De acuerdo, Gellidus. Juntos haremos temblar Ansalon. Mis planes ya están en marcha y pronto te comunicaré cuál es el grandioso papel que desempeñarás en ellos.

—Me siento honrado —respondió el Dragón Blanco—. ¿Nos reuniremos?

Pronto, se limitó a responder la Roja. En las Praderas de Arena, en el reino llamado Duntollik.

—Territorio neutral —dijo él—. Eres muy prudente.

Entonces sintió que la mente del dragón se separaba de la suya y vio cómo el resplandor rojo en las heladas aguas del lago se volvía anaranjado y luego rosado. Instantes después, el hielo volvió a ser blanco como la leche y el reconfortante viento frío arrastró la nieve sobre la superficie pulida.

Gellidus detestaba someterse a otros dragones. Era un señor supremo, amo indisputable de Ergoth del Sur. Cuando él había llegado allí, el continente de los elfos kalanestis tenía un clima templado. Había grandes extensiones de tierras cubiertas de hielo de las que podría haberse apoderado con facilidad, pero estaban habitadas por unos pocos Bárbaros de Hielo, y Gellidus pretendía gobernar a una población más amplia. Tras conquistar Ergoth del Sur, hacía casi dos décadas, había trabajado para modificar el clima y el terreno de acuerdo con sus gustos austeros y fríos. Rápidamente había tomado el mando de Daltigoth, la antigua capital. Y con la misma celeridad la había entregado a los ogros, después de apoderarse de sus riquezas. El valle de Foghaven también había caído, y con él el legendario lugar de descanso de Huma, héroe de la Tercera Guerra de los Dragones.

Los ogros de la zona estaban a las órdenes de Gellidus. Habían ofrecido su lealtad y sus servicios al dragón a cambio de sus insignificantes vidas y de una pequeña cantidad de poder. Los thanois —grotescos hombres-morsa— también estaban bajo su dominio. Gellidus había capturado a los thanois al sur de las Praderas de Arena y los había llevado consigo para emplearlos como guardias o mensajeros.

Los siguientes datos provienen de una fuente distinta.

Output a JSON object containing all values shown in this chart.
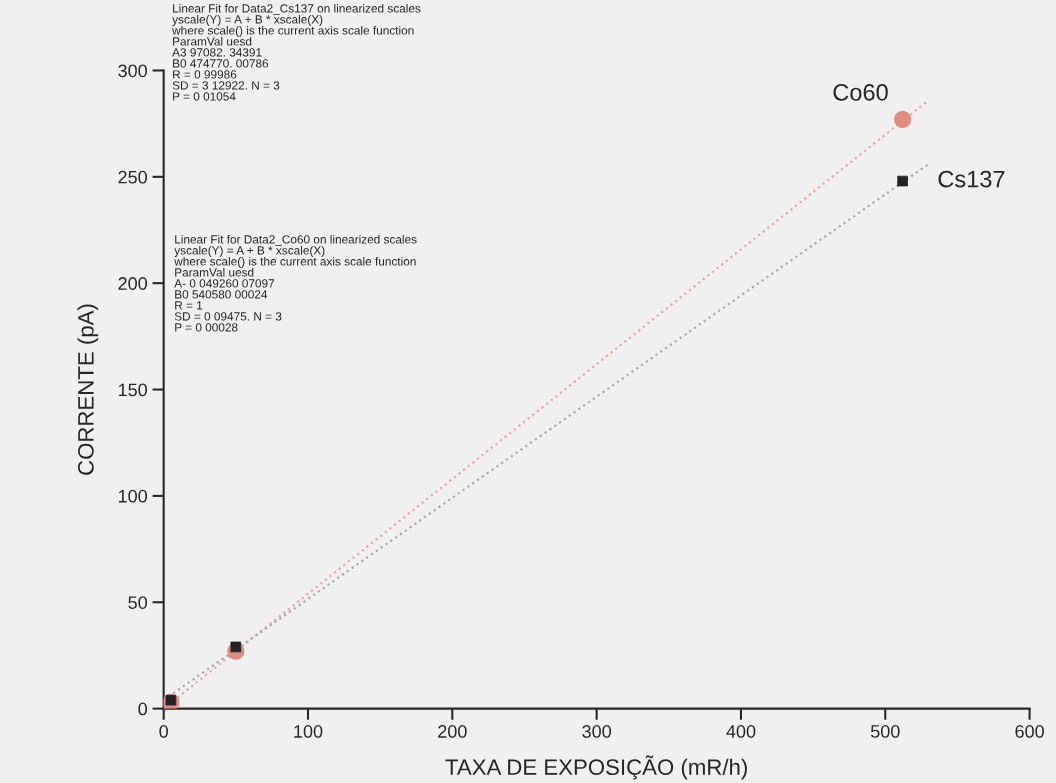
{
  "chart_data": {
    "type": "scatter",
    "xlabel": "TAXA DE EXPOSIÇÃO (mR/h)",
    "ylabel": "CORRENTE (pA)",
    "xlim": [
      0,
      600
    ],
    "xticks": [
      0,
      100,
      200,
      300,
      400,
      500,
      600
    ],
    "ylim": [
      0,
      300
    ],
    "yticks": [
      0,
      50,
      100,
      150,
      200,
      250,
      300
    ],
    "grid": false,
    "series": [
      {
        "name": "Co60",
        "marker": "circle",
        "color": "#e08a80",
        "x": [
          5,
          50,
          512
        ],
        "values": [
          3,
          27,
          277
        ]
      },
      {
        "name": "Cs137",
        "marker": "square",
        "color": "#222222",
        "x": [
          5,
          50,
          512
        ],
        "values": [
          4,
          29,
          248
        ]
      },
      {
        "type": "line",
        "marker": "none",
        "line_style": "dotted",
        "color": "#e8a8a0",
        "x": [
          0,
          530
        ],
        "values": [
          0,
          286
        ]
      },
      {
        "type": "line",
        "marker": "none",
        "line_style": "dotted",
        "color": "#aaaaaa",
        "x": [
          0,
          530
        ],
        "values": [
          4,
          256
        ]
      }
    ],
    "annotations": [
      "Linear Fit for Data2_Cs137 on linearized scales\nyscale(Y) = A + B * xscale(X)\nwhere scale() is the current axis scale function\nParamVal uesd\nA3 97082. 34391\nB0 474770. 00786\nR = 0 99986\nSD = 3 12922. N = 3\nP = 0 01054",
      "Linear Fit for Data2_Co60 on linearized scales\nyscale(Y) = A + B * xscale(X)\nwhere scale() is the current axis scale function\nParamVal uesd\nA- 0 049260 07097\nB0 540580 00024\nR = 1\nSD = 0 09475. N = 3\nP = 0 00028"
    ]
  }
}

Casi todos los kalanestis, los Elfos Salvajes que antaño habitaban las tierras de la isla, habían huido hacía más de una década. Pero todavía quedaban algunos al oeste del reino del dragón, más allá de las montañas de Fingaard. Aunque el clima era inclemente y el viento furioso, allí estaban relativamente a salvo de las zarpas del dragón. No es que Gellidus fuera demasiado holgazán para conquistar esa parte del continente, aunque el señor supremo llevaba una vida bastante sedentaria. Sencillamente, el Blanco había decidido conceder a los humanos un paraíso seguro. Así tendría algo que mirar, algo que estudiar, un lugar para aterrorizar en el futuro, cuando estuviera aburrido.